IRS launches redesigned website; temporarily takes down some services

BY ALISTAIR M. NEVIUS, J.D.
August 29, 2012

Taxpayers and tax practitioners vising the IRS online will find a redesigned IRS.gov website, which is scheduled to go live on Aug. 30; however, the IRS also announced that it is taking down several of its online services during the Labor Day weekend.

Shutdown of web services

Certain services will not be available on the IRS website from approximately 1 a.m. EDT on Thursday until noon on Tuesday. The IRS says this outage is necessary so it can replace and upgrade a computing center electrical plant.

IRS services that will be unavailable include:

  • IRS phone personnel will not be able to access or update taxpayer account information during Thursday and Friday; after 4 p.m.
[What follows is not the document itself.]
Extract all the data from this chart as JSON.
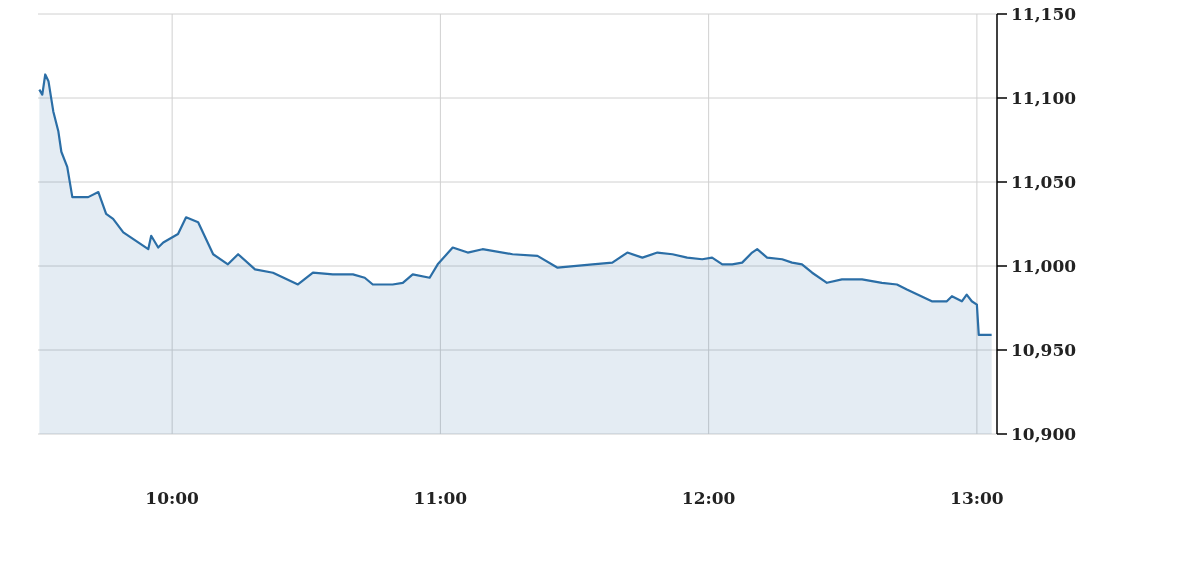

EDT on Friday, the IRS toll-free number will be down.
  • Users will not be able to apply for an employer identification number online.
  • The online payment agreement application will be down.
  • Help on notices associated with a balance due, open correspondence exam issues, or notices related to liens and levies will not be available.
  • The online Federal Application for Student Aid form will not automatically populate with required tax return information.


The IRS says the following services will remain available during the outage:

  • The Electronic Federal Tax Payment System;
  • The Interactive Tax Assistant;
  • Taxpayer Assistance Centers (open regular hours); and
  • The practitioner e-help desk and Practitioner Priority Service.


IRS.gov redesign

The IRS is moving its IRS.gov website to a new platform and adding new features and a new navigation structure to the site in an attempt to keep up with the growing demand for online services. The upgrades are part of a planned 10-year, $320 million overhaul of IRS web services.

The front page of the site will not look very different, but it will contain several new items. The IRS last launched a redesigned home page on Sept. 27, 2011, but that redesign affected only the home page; now changes will be implemented throughout the site.

The IRS says it has analyzed IRS.gov usage to determine which pages are most visited and has modified the site navigation to make it easier to get to the information users look for most: information about filing, payments, refunds, credits, and forms. The site will also feature a consistent footer throughout.

Making it easier for taxpayers to find information on the website is critical, according to the U.S. Government Accountability Office (GAO), because it reduces the number of phone calls the IRS must deal with. Handling phone calls has been an IRS weak point, as noted by the National Taxpayer Advocate, who has reported that in FY 2011 the IRS could answer only 70% of the phone calls it received.

Use of the IRS website has grown steadily in recent years. In 2007, according to the GAO, there were 168 million visits, 121 million downloads, and 106 million searches on the site. In 2011, those numbers had grown to 250 million visits, 166 million downloads, and 312 million searches.

One feature that is not being improved at this time is the search function, although the IRS says it expects the search function “to evolve as the site is used more and more” and that it will “better tag and target content to deliver the most relevant and meaningful search results.” In a December 2011 report to Congress, the GAO noted that taxpayers have trouble finding the information they want on the site.

Another feature that is not being added is allowing taxpayers to access their account information online. This was a missing item the GAO noted when it studied the IRS website last year. The GAO also reported that some state revenue departments allow taxpayers to make payments and respond to certain notices online, but these services are not included in the IRS website redesign.

Finally, the GAO criticized the fact that the IRS has committed money to upgrading the website without having a definite strategy in place. According to the report, the IRS “does not have concrete plans that define what additional online services the new website will ultimately provide and how much the services will cost.”

Previous redesigns of IRS.gov were launched in 2002 and 2006. In 2006, tax forms were integrated with the other content, so that they appeared in search results when users searched the site.